La fonction oblique appartient à un corpus de théories utopiques de la seconde moitié de vingtième siècle où les architectes étaient appelés à changer le monde. Depuis, que s’est-il passé ? Revenons au blockhaus et à son contexte. J’imagine aisément que de nombreux habitants de l’Ile de Nantes doivent rejeter la conservation de ces traces historiques. En tout cas, « pas sous mes fenêtres » doit être un leitmotiv récurrent qu’il convient d’inverser. A bien y regarder, la laideur provient bien plus de ces immeubles d’habitation sans caractère, désertés par une pensée sur l’espace. Ne parlons pas ici de la gesticulation évènementielle de quelques constructions « fashion » situées un peu plus loin, mais de l’expérience architecturale du quotidien, celle que justement les architectes utopistes du vingtième siècle voulaient transcender.

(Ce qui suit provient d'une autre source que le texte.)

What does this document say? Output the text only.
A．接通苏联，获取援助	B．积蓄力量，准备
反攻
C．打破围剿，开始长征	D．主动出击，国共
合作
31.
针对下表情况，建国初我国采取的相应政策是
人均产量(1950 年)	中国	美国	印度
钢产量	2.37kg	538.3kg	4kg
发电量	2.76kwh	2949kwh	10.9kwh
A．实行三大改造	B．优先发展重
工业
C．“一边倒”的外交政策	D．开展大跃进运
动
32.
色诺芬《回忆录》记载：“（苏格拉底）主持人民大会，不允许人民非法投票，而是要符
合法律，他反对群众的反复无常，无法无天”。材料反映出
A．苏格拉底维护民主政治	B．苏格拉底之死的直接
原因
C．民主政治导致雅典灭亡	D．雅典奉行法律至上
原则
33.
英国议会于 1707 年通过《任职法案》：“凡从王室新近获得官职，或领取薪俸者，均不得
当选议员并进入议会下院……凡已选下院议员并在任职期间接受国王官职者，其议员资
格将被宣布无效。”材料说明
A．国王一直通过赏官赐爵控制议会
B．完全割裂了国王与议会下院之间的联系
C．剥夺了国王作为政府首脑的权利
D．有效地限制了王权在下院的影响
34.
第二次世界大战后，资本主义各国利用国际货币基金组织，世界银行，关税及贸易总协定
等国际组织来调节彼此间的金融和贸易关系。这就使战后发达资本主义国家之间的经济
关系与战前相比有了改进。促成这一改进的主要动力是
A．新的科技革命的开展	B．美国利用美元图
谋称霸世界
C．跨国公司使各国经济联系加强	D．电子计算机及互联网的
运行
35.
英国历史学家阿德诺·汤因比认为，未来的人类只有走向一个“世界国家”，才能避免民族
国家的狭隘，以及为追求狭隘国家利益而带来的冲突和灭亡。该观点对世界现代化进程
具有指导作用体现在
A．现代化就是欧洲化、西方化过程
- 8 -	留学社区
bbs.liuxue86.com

Qu’avons-nous retenu de cet héritage ? Ici, dans un quartier d’habitation comme il s’en monte partout en France, la réponse est lapidaire : rien. Sommes-nous à ce point dans une panne de la transmission pour continuer invariablement cette architecture moderne ramollie par notre manque de culture ? Si nous ne retenons rien de nos pères, qu’espérons-nous transmettre à nos enfants ? Il ne s’agissait pas de reprendre littéralement chacune de ces théories, et la fonction oblique en particulier, mais au moins de profiter de ces avancées salvatrices pour changer de cap. Les quinze étais de John CORNU ne soutiennent pas un blockhaus, elles soutiennent notre mémoire.